Japan took another step toward easing a 17-month-old ban on U.S. beef imports on Tuesday when the government asked food regulators to study the feasibility of partially lifting the prohibition.
/ Source: The Associated Press

Japan took another step toward easing a 17-month-old ban on U.S. beef imports on Tuesday when the government asked food regulators to study the feasibility of partially lifting the prohibition.

The Agriculture and Health ministries told the Food Safety Commission to start examining whether it is safe to reopen Japan's market to American beef for the first time since the December 2003 discovery of the first U.S. case of mad cow disease, said Agriculture Ministry official Katsuhiro Saka.

The commission recommended earlier this month that the government waive mad cow disease tests for domestic cattle younger than 21 months, seen as a move to lay groundwork toward resumption of imports of beef from younger American cattle.

The commission's mad cow panel is expected to start deliberation as early as this week on whether American beef is as safe as Japanese beef, Saka said.

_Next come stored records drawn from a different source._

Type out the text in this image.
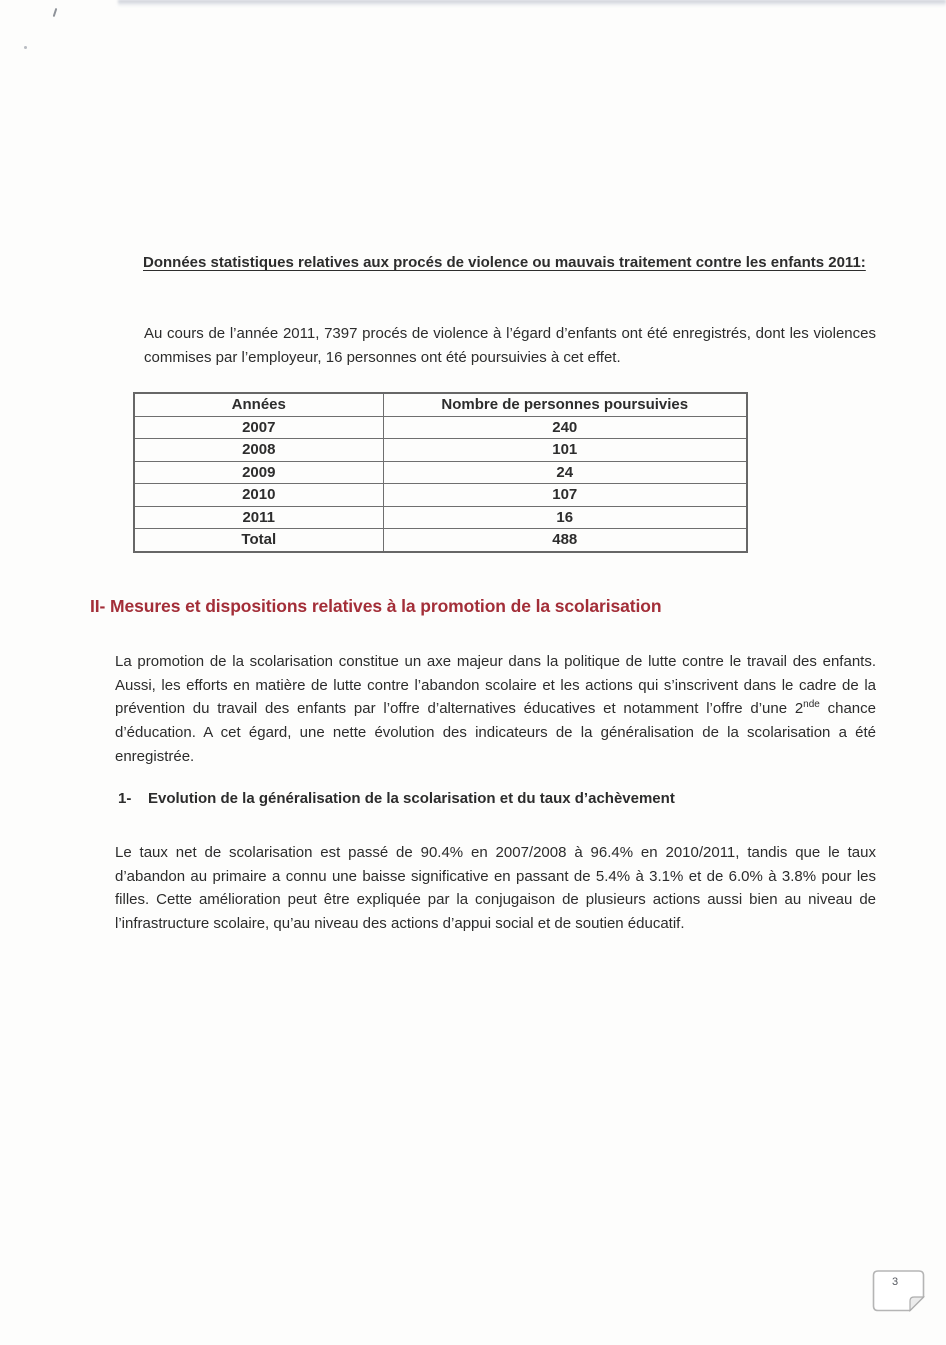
Données statistiques relatives aux procés de violence ou mauvais traitement contre les enfants 2011:
Au cours de l’année 2011, 7397 procés de violence à l’égard d’enfants ont été enregistrés, dont les violences commises par l’employeur, 16 personnes ont été poursuivies à cet effet.
Années	Nombre de personnes poursuivies
2007	240
2008	101
2009	24
2010	107
2011	16
Total	488
II- Mesures et dispositions relatives à la promotion de la scolarisation
La promotion de la scolarisation constitue un axe majeur dans la politique de lutte contre le travail des enfants. Aussi, les efforts en matière de lutte contre l’abandon scolaire et les actions qui s’inscrivent dans le cadre de la prévention du travail des enfants par l’offre d’alternatives éducatives et notamment l’offre d’une 2nde chance d’éducation. A cet égard, une nette évolution des indicateurs de la généralisation de la scolarisation a été enregistrée.
1-	Evolution de la généralisation de la scolarisation et du taux d’achèvement
Le taux net de scolarisation est passé de 90.4% en 2007/2008 à 96.4% en 2010/2011, tandis que le taux d’abandon au primaire a connu une baisse significative en passant de 5.4% à 3.1% et de 6.0% à 3.8% pour les filles. Cette amélioration peut être expliquée par la conjugaison de plusieurs actions aussi bien au niveau de l’infrastructure scolaire, qu’au niveau des actions d’appui social et de soutien éducatif.
3
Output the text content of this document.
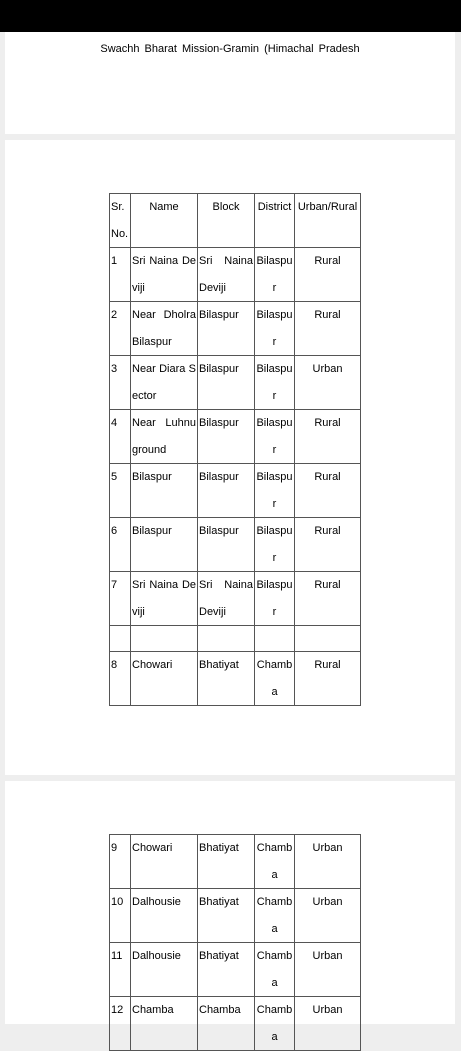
Swachh Bharat Mission-Gramin (Himachal Pradesh
Sr. No.	Name	Block	District	Urban/Rural

1	Sri Naina Deviji	Sri Naina Deviji	Bilaspur	Rural

2	Near Dholra Bilaspur	Bilaspur	Bilaspur	Rural

3	Near Diara Sector	Bilaspur	Bilaspur	Urban

4	Near Luhnu ground	Bilaspur	Bilaspur	Rural

5	Bilaspur	Bilaspur	Bilaspur	Rural

6	Bilaspur	Bilaspur	Bilaspur	Rural

7	Sri Naina Deviji	Sri Naina Deviji	Bilaspur	Rural

8	Chowari	Bhatiyat	Chamba	Rural
9	Chowari	Bhatiyat	Chamba	Urban

10	Dalhousie	Bhatiyat	Chamba	Urban

11	Dalhousie	Bhatiyat	Chamba	Urban

12	Chamba	Chamba	Chamba	Urban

"We asked the panel to evaluate whether American beef products satisfy our domestic safety standards in case we resume imports," he said.

Saka did not give any timetable, but Kyodo News agency said the import ban may be lifted as early as summer.

Until its ban, Japan was U.S. beef's most lucrative overseas market, and Washington has been pressuring Tokyo to allow shipments to resume as soon as possible.

Currently, Japan tests all its cattle for the disease before slaughter, and had demanded that the United States adopt a similar system.

But Japan later agreed to lower its domestic safety standard and allow the import of meat from untested younger cows after the removal of risky parts, including the brain. Scientists believe the meat of younger cows is virtually free of the disease.

Japan has refused to set a date for lifting the import ban, saying more time is needed for the approval to work through its bureaucracy. U.S. officials have accused Tokyo of foot-dragging, and some have threatened sanctions unless the ban is lifted.

Japanese consumer groups have demanded that the government keep U.S. beef out of this country's market to ensure food safety. Japan has found 17 cows infected with mad cow since it began testing all cattle bound for the slaughterhouse.

Eating infected beef is thought to cause the human variant, Creutzfeldt-Jakob disease, a fatal brain disorder that has killed more than 150 people, mostly in Britain in the 1990s.